Memiliki nilai akademik cumlaude bukanlah sebuah prestasi, tapi kebermanfaatan diri ditengah masyarakat setelah mendapatkan gelar kesarjanaan itulah baru disebut prestasi. Seringkali saya ungkapkan kepada adik-adik mahasiswa yang hendak menyandang titel sarjana, bahwa masyarakat tidak membutuhkan nilai akademikmu, tidak membutuhkan titel dan status sarjanamu, tapi yang dibutuhkan masyarakat adalah prestasimu ditengah masyarakat, yakni manfaat keberadaan dirimu.
Begitupula yang kerap saya ungkapkan kepada kawan-kawan jomblowan maupun jomblowati yang sudah menemukan pasangan hati. Bahwa, menikah dengan siapapun bukanlah prestasi, tapi dari pernikahan itu mampu mendidik dirimu menjadi pemimpin dalam rumah, menjadikan diri semakin dewasa, mampu menempa segala persoalan yang datang tiba-tiba, kejeliaan melihat peluang dalam usaha, dan memberikan kedamaian pada kehidupan orang banyak, itu baru bisa disebut prestasi.
Pun, memiliki harta sebanyak apapun dan disebut sebagai orang kaya raya bukanlah prestasi. Tapi cara memperoleh dan keberadaan harta memberikan banyak manfaat kepada masyarakat itu baru disebut prestasi. Kalau sekedar untuk memiliki banyak harta lalu dianggap prestasi, maka sangatlah gampang diperoleh dengan berbagai macam cara, seperti korupsi, melihara tuyul, persugihan, merampok, menipu dan sebagainya. Disinilah pentingnya makna prestasi yang perlu kita maknai kembali dalam kehidupan sosial saat ini. karena betapa banyak anak-anak muda yang salah mengartikan prestasi dari sebuah kekayaan.
Memiliki popularitas sehingga dikenal seantero dunia bukanlah prestasi, tapi kebermanfaatan diri dari popularitas yang dimiliki untuk masyarakat itu bisa disebut prestasi. Keberadaan popularitas untuk melakukan perubahan masyarakat ke arah yang lebih baik itu baru disebut prestasi. Kalau sekedar populer, di era yang serba canggih ini sangatlah gampang. Kita lihat saja, semua orang sudah menjadi wartawan bagi dirinya sendiri. Bikin media sendiri, nulis berita diri sendiri, share sendiri, komentar sendiri dan semua media sosial menjadi ajang untuk mempopulerkan diri sendiri.

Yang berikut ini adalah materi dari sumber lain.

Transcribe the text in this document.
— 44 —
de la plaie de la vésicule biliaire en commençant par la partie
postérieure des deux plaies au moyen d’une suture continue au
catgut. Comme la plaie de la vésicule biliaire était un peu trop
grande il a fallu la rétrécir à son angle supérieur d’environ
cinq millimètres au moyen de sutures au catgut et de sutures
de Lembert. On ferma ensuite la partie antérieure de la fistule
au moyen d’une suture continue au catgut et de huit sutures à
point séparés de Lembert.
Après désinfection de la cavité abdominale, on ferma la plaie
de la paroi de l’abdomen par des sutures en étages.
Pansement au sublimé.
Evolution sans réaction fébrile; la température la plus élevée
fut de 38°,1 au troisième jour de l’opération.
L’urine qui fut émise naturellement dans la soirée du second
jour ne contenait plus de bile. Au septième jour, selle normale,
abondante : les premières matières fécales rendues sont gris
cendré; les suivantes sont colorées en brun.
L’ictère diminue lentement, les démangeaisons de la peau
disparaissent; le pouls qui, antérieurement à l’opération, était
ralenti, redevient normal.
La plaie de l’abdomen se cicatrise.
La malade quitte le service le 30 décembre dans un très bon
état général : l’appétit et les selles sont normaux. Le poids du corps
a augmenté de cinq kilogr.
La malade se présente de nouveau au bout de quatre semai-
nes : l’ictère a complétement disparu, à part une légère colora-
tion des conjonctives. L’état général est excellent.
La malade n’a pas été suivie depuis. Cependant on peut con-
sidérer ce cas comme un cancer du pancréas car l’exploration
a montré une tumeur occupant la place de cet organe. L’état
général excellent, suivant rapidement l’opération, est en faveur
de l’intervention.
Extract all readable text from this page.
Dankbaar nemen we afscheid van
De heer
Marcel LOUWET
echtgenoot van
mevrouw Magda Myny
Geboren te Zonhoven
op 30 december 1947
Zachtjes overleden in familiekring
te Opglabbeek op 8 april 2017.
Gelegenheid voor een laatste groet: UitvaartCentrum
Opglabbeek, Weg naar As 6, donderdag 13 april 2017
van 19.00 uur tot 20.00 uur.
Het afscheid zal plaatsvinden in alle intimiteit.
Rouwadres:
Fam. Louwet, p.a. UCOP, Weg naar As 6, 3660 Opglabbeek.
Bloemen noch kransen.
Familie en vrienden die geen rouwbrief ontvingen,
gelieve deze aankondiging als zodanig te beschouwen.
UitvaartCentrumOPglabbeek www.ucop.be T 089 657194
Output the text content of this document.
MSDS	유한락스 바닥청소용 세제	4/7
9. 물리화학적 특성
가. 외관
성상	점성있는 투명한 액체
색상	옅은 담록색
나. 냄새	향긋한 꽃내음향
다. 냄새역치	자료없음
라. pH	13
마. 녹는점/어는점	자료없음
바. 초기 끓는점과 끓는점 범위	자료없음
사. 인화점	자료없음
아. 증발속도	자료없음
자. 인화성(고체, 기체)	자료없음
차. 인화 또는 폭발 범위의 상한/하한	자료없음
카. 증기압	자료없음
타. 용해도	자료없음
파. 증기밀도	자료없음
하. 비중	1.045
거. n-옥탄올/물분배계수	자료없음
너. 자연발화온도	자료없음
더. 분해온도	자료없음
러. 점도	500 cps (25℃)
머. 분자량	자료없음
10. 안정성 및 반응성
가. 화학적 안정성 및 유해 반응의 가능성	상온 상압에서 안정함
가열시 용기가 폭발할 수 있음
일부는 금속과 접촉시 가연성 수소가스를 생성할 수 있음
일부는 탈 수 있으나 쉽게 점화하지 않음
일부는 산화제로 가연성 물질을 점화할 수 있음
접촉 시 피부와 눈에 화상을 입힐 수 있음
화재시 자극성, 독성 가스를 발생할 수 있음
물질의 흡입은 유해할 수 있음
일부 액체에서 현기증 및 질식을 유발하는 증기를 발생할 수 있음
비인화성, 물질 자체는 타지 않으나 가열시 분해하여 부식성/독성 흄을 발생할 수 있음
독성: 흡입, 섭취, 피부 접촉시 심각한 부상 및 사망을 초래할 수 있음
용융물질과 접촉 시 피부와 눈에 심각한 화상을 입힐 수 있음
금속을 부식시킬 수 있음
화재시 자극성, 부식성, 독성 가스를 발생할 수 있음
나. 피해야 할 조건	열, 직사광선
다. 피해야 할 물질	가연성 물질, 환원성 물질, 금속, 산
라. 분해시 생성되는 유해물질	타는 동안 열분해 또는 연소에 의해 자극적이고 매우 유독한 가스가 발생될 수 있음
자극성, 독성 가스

Era kini, kalau sekedar memperolah popularitas, semudah mengaduk secangkir kopi, entah itu popularitas karena prestasi ataukah memaksakan diri. Bahkan berabad-abad lalu, orang Arab pernah menyindir: “bul zam-zam fal masyhur” (kencingi air zam-zam, pasti populer”. Artinya kalau sekedar populer, berbuatlah yang tidak lazim atau gila sekalipun.
Demikian juga, kepada diri sendiri, saya juga sering mengatakan bahwa mampu menggugah semangat orang dan disebut sebagai motivator, ceramah, tausiyah bukanlah prestasi. Tapi menjalankan motivasi itu dengan bersama-sama lalu membuahkan hasil kebermanfaatan bagi banyak orang itulah prestasi. Begitupula memiliki kemampuan agama dan pandai berceramah bukanlah prestasi. Menjadi seniman bukanlah prestasi, memiliki suara bagus dan menjadi seorang penyanyi bukanlah prestasi, memiliki suara merdu dan melantunkan ayat-ayat suci sehingga disebut Qori ataupun Qori’ah bukanlah prestasi. Tapi prestasi itu baru bisa didapatkan adalah ketika ia memiliki azas manfaat yang dirasakan banyak orang dan diri kita mampu menjadi inspirasi besar bagi orang lain untuk menuju arah kebaikan.